The collapse of Yemen’s economy has drastically increased the population’s level of vulnerability, with more than 80 per cent of Yemenis now living below the poverty line. The crisis has taken a toll on the education system as well, with thousands of schools teetering on the brink, either destroyed, partially damaged, or repurposed for non-educational purposes.
“In this village, we don’t have any schools or teachers, so a significant portion of the population is illiterate,” explains Wafa’a, a community mobilizer with the International Organization for Migration (IOM) at the community centre in Al Khukhah.
“Women want to teach their children how to read and write, but they are unable to.”

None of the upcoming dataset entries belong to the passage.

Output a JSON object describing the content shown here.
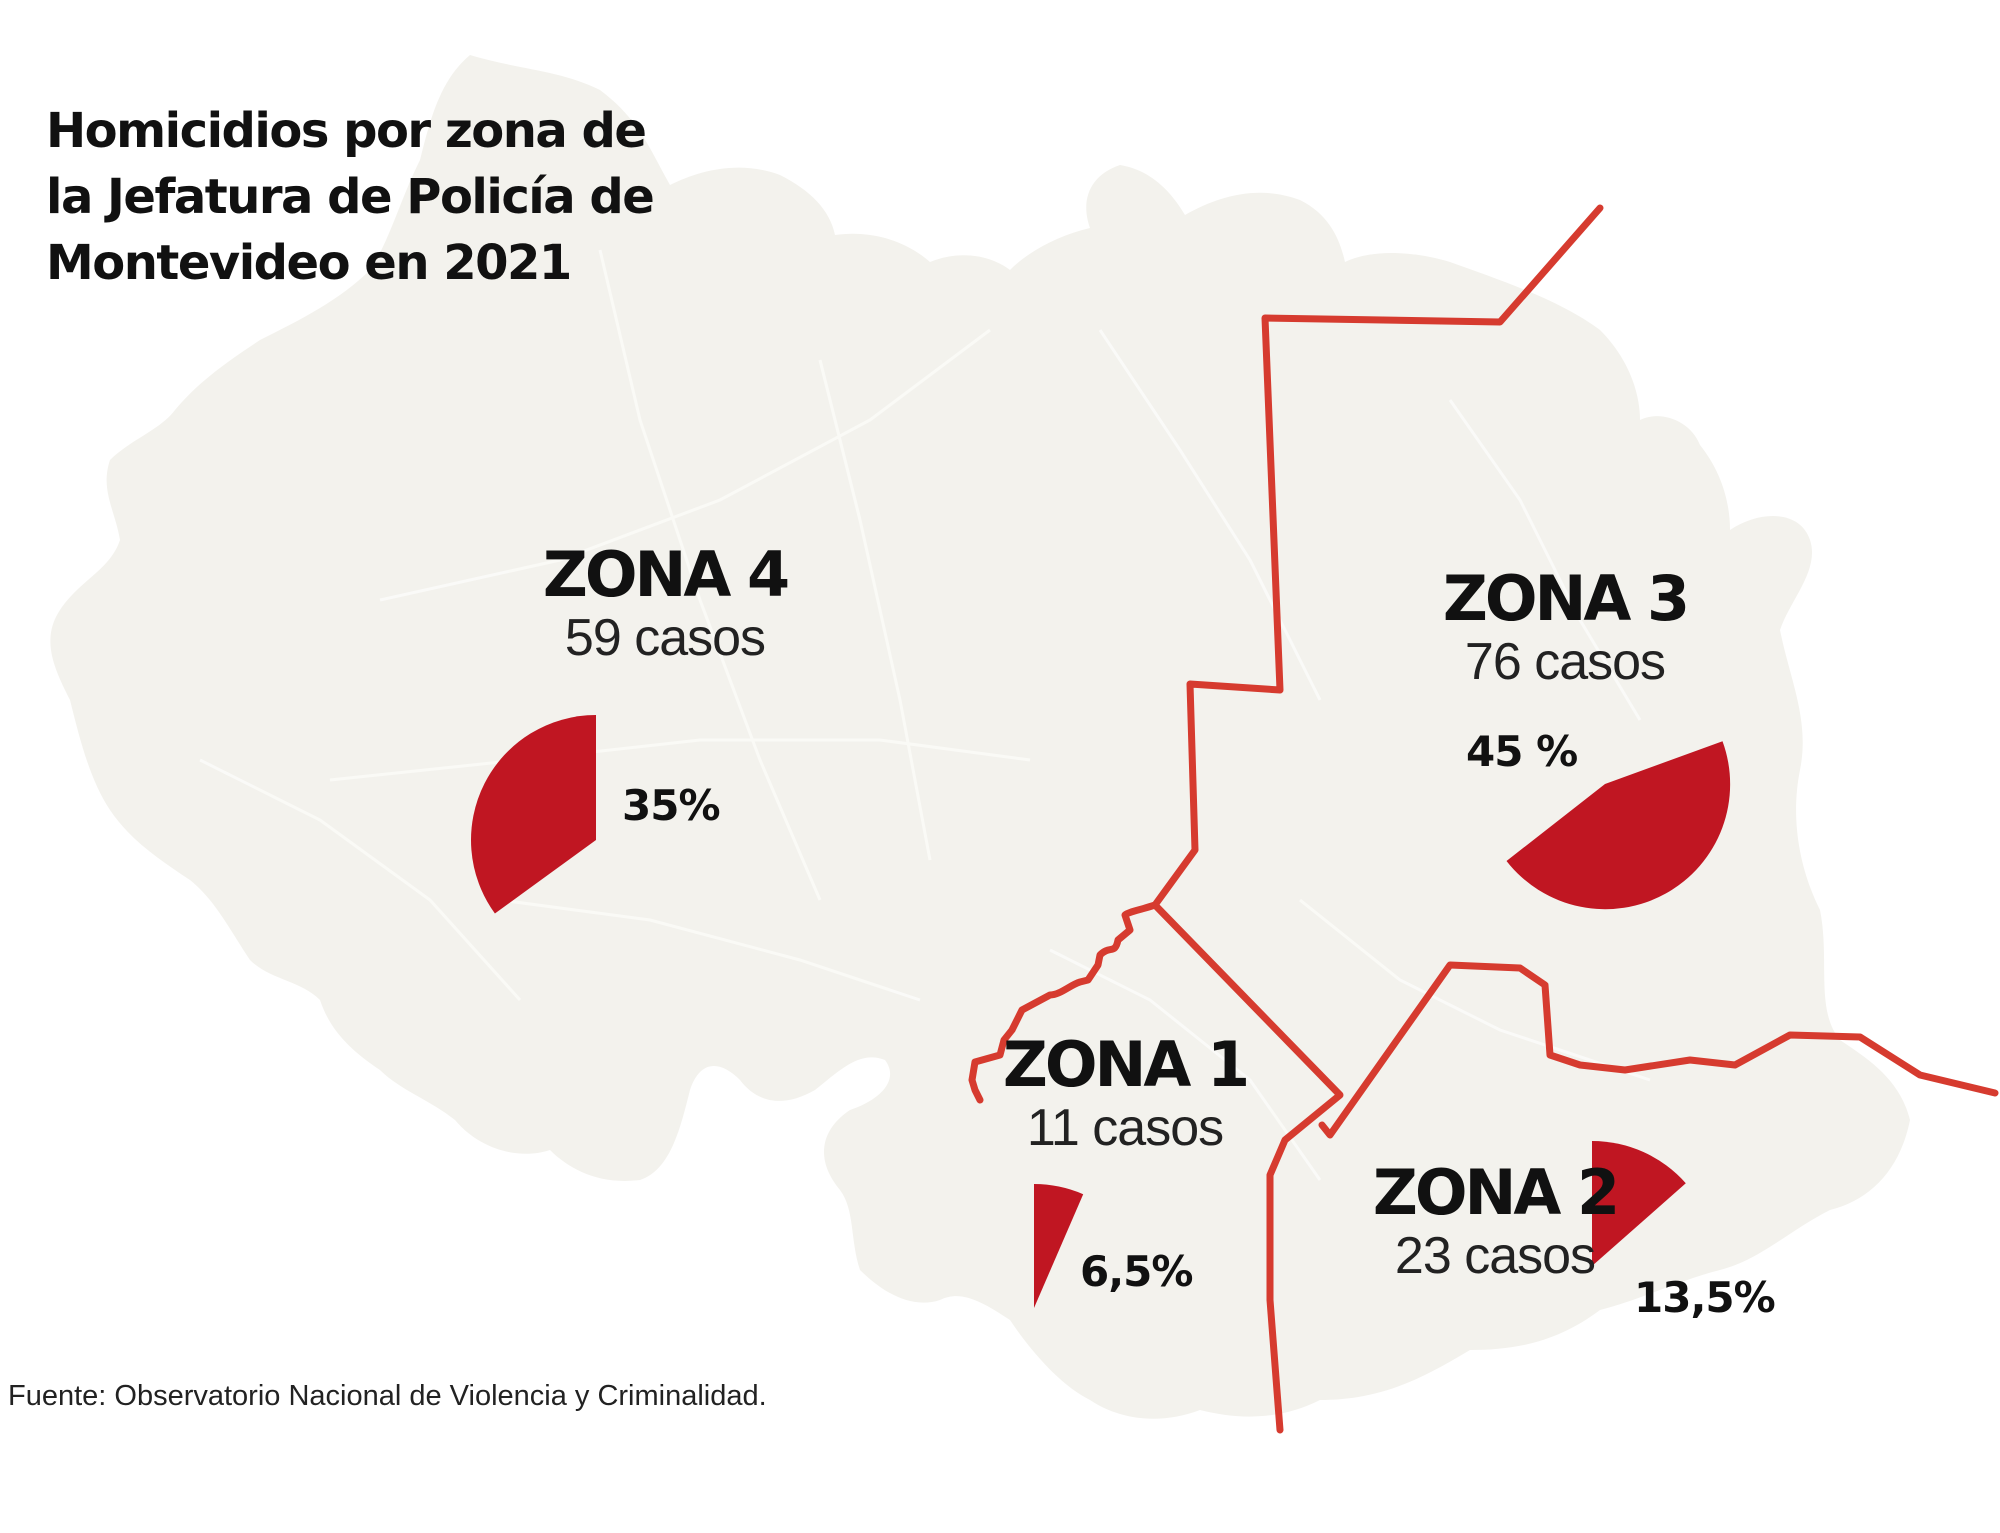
{
  "title_lines": [
    "Homicidios por zona de",
    "la Jefatura de Policía de",
    "Montevideo en 2021"
  ],
  "zones": [
    {
      "name": "ZONA 1",
      "cases_label": "11 casos",
      "cases": 11,
      "percent_label": "6,5%",
      "percent": 6.5
    },
    {
      "name": "ZONA 2",
      "cases_label": "23 casos",
      "cases": 23,
      "percent_label": "13,5%",
      "percent": 13.5
    },
    {
      "name": "ZONA 3",
      "cases_label": "76 casos",
      "cases": 76,
      "percent_label": "45 %",
      "percent": 45
    },
    {
      "name": "ZONA 4",
      "cases_label": "59 casos",
      "cases": 59,
      "percent_label": "35%",
      "percent": 35
    }
  ],
  "source": "Fuente: Observatorio Nacional de Violencia y Criminalidad.",
  "colors": {
    "land": "#f3f2ed",
    "boundary": "#d63b2f",
    "pie": "#c01622",
    "road": "#fbfbf8"
  }
}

Responding to this critical need, IOM recently launched literacy classes in five displacement sites in Ta’iz, reaching 150 women, as the demand continues to rise. To enhance their educational experience, IOM supplied them with school bags, notebooks, pens, and books, along with establishing study areas and mobilizing volunteer teachers from the community.
When volunteer teacher Sameera first arrived in Al Khukhah, she was surprised to find that many of the youth in the village were illiterate. She quickly learned that many girls had dropped out of school by second grade, robbing them of the chance to acquire literacy skills.
According to Sameera, girls in rural areas are often withdrawn from co-educational schools at an early stage due to conservative cultural norms. Despite these challenges, Sameera spared no efforts in teaching the women, and her dedication paid off.
Since joining the classes at the community centre in Al Khukhah, Eqleem feels more confident using her mobile phone and buying groceries from the market. “The women are now able to write their names for the very first time and even teach their children and husbands the alphabet,” Sameera explains.
IOM’s community centre in Al Khukhah was originally created as a platform for displaced people to voice their concerns and needs. Additionally, it serves as a safe place for women across 13 IOM-managed displacement camps in southern Ta’iz to express themselves.
The women’s participation projects were launched as a gateway for women to actively engage in camp activities. By encouraging women to contribute with various suggestions, IOM fosters interaction and shares information. In this collaborative process, women can not only enhance their participation in camp activities but also acquire valuable skills that contribute to their personal growth.
Displaced herself, Wafa’a found a job as an IOM community mobilizer upon her arrival in Al Khukhah, where her current role involves addressing complaints and organizing community activities. Together with her colleagues, she actively engages with displaced women in the community to address various issues and explore ways to improve their living conditions.
The UN estimates that three-quarters of the 4.5 million displaced people in Yemen are women and children, where around 26 per cent of displaced households are headed by women.
“Displaced people in this region live in very poor conditions, struggling to find ways to earn a living,” Wafa’a explains. “Many go through entire days without earning anything; some women may work for a full day on the farm for only USD 2.50.”
Every morning, Nawal’s husband, now unemployed, ventures with his sons in search of work, typically cultivating crops for daily wages. More often than not, they return with modest earnings, barely enough to sustain the day’s meals; at times, they go home empty-handed.
“We used to have a very comfortable life, relying on camels for sustenance, and our husbands had a steady source of income,” explains Nawal, a mother of seven. “However, after our displacement, we had no means to provide for ourselves anymore.”
The centre in Al Khukhah actively promotes the well-being of displaced families by organizing skill-building activities for women, such as sewing, hairdressing, henna tattooing, and straw weaving. At the centre, Nawal learned to make baskets, mats, hats, and bread containers that she now sells at the local market, driven by the ready availability of straw and a substantial demand for its products.
Having acquired this skill, Nawal now plays a pivotal role in sharing her knowledge with other displaced women. This ripple effect not only fosters a sense of community among internally displaced people but also equips more women with the means to generate income, contributing to a brighter future for both individual families and the broader community.
“Given that most women here are responsible for their households, our goal is to give them the tools to feel empowered, enabling them to provide for their families and play a vital role in their community,” explains Wafa’a.
The community centre in the city of Al Khukhah is funded by EU Humanitarian Aid, in the frame of IOM’s camp coordination and camp management activities.